Growing Coffee in Honduras

Honduras is somewhat unique in that it experienced the most significant growth in export volume after the emergence of the specialty coffee industry, so new farmers and new mills begin with quality as their goal. Coffee is now pervasive in Honduras, grown in 210 of the 298 municipalities and throughout central and coastal highlands within six districts identified as Coffee Regions. Starting in the north and moving south, the regions are Copan, Opalaca, Montecillos, Comayagua, El Paraiso, and Agalta. More than 60 percent of Honduras coffee is grown above 12 hundred meters and as high as 16 hundred. Almost 90 percent of Honduras coffee is grown on small (less than 153 bags) and medium (between 153 and 766 bags) sized farms. Virtually all Honduras coffee (over 90 percent) is washed and sun dried. Plant varieties include Cautuai, Caturra, Bourbon, Typica, and Pacas.

Brewing Recipes



Dose: 19.0g coffee ground at #1.5 on Eureka Mignon

Time: 22-28 sec

Yield: 48 g (liquid)

Hario V60 Dripper

Dose: 15g coffee ground at #6 on Baratza Vario
Water: 275 ml @200F

Brew Time: 2 minute

Fold edge of paper filter and place in dripper.
Place dripper on a carafe. Rinse dripper and filter with hot water and discard water.
Pour ground coffee into dripper.
Tap to level coffee grounds.
Set dripper and carafe on scale and tare to zero.
Start timer.
With gooseneck kettle, pour 50ml water into the centre of the bed of coffee ensuring all the coffee is saturated.
Let bloom for 30 seconds.
In a circular motion, from the centre outward, pour the next 100ml of water into dripper.
When the water level drops 1 cm, pour the remaining 125ml of water.
Aim for a total brew time of 2 minutes.

French Press

Dose: 32g coffee ground #10 on Baratza Vario
Water: 500 ml @200F

Brew Time: 4 minutes

Preheat carafe with hot water and discard water.
Pour ground coffee into carafe.
Place carafe on scale and tare.
Set timer.
Pour 500ml of water onto coffee and stir with spoon to fully saturate all the grounds.
Cover with lid.
When timer reaches 3 minutes 40 seconds, press plunger and serve.


Dose: 16g ground on #4 on Baratza Vario
Water: 240 ml @200F
Brew Time: 1 minute 30 sec

Attach plunger 1cm into the end of the main brewer that shows number 4.
Stand the brewer and plunger upside down with the brewer on the top and the plunger on the bottom. (the numbers will be upside down)
Place paper filter into cap.
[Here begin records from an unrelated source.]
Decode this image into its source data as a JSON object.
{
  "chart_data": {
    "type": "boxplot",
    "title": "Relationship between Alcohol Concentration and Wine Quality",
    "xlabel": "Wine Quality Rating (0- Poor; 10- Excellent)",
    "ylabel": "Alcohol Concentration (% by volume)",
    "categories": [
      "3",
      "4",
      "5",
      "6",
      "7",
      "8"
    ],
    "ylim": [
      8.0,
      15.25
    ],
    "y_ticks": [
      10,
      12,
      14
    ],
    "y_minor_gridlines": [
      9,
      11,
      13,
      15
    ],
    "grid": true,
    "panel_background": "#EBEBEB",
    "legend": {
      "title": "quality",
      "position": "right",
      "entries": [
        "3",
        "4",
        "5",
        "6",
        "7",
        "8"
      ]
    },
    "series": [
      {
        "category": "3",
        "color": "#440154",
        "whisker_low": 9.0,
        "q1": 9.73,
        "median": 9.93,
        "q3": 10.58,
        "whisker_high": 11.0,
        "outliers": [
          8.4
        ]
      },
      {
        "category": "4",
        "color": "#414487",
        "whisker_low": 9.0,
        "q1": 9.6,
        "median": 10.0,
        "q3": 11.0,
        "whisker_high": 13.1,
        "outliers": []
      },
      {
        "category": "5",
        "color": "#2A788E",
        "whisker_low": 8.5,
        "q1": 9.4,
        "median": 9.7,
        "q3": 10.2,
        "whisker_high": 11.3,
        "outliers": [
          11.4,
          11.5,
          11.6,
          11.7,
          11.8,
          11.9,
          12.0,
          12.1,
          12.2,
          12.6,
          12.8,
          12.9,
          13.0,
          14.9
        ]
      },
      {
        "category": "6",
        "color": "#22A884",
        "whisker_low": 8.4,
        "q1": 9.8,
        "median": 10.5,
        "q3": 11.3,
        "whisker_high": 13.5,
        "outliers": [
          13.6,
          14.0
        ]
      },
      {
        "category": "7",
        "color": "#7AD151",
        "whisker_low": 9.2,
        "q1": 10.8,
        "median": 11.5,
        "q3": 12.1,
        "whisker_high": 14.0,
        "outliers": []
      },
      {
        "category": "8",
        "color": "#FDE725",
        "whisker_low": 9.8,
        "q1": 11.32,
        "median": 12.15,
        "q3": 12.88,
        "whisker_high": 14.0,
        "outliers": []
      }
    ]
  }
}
Rinse paper with hot water and discard water.
Pour 15g of ground coffee into brewer.
Place aeropress on a scale and tare to zero.
Set timer.
Slowly pour all the water into the brewer. Gently stir with spoon or paddle.
Cover with lid.
Once timer reaches 1 minute 30 secs, place a cup or mug over the lid and invert the aeropress and press plunger to extract coffee.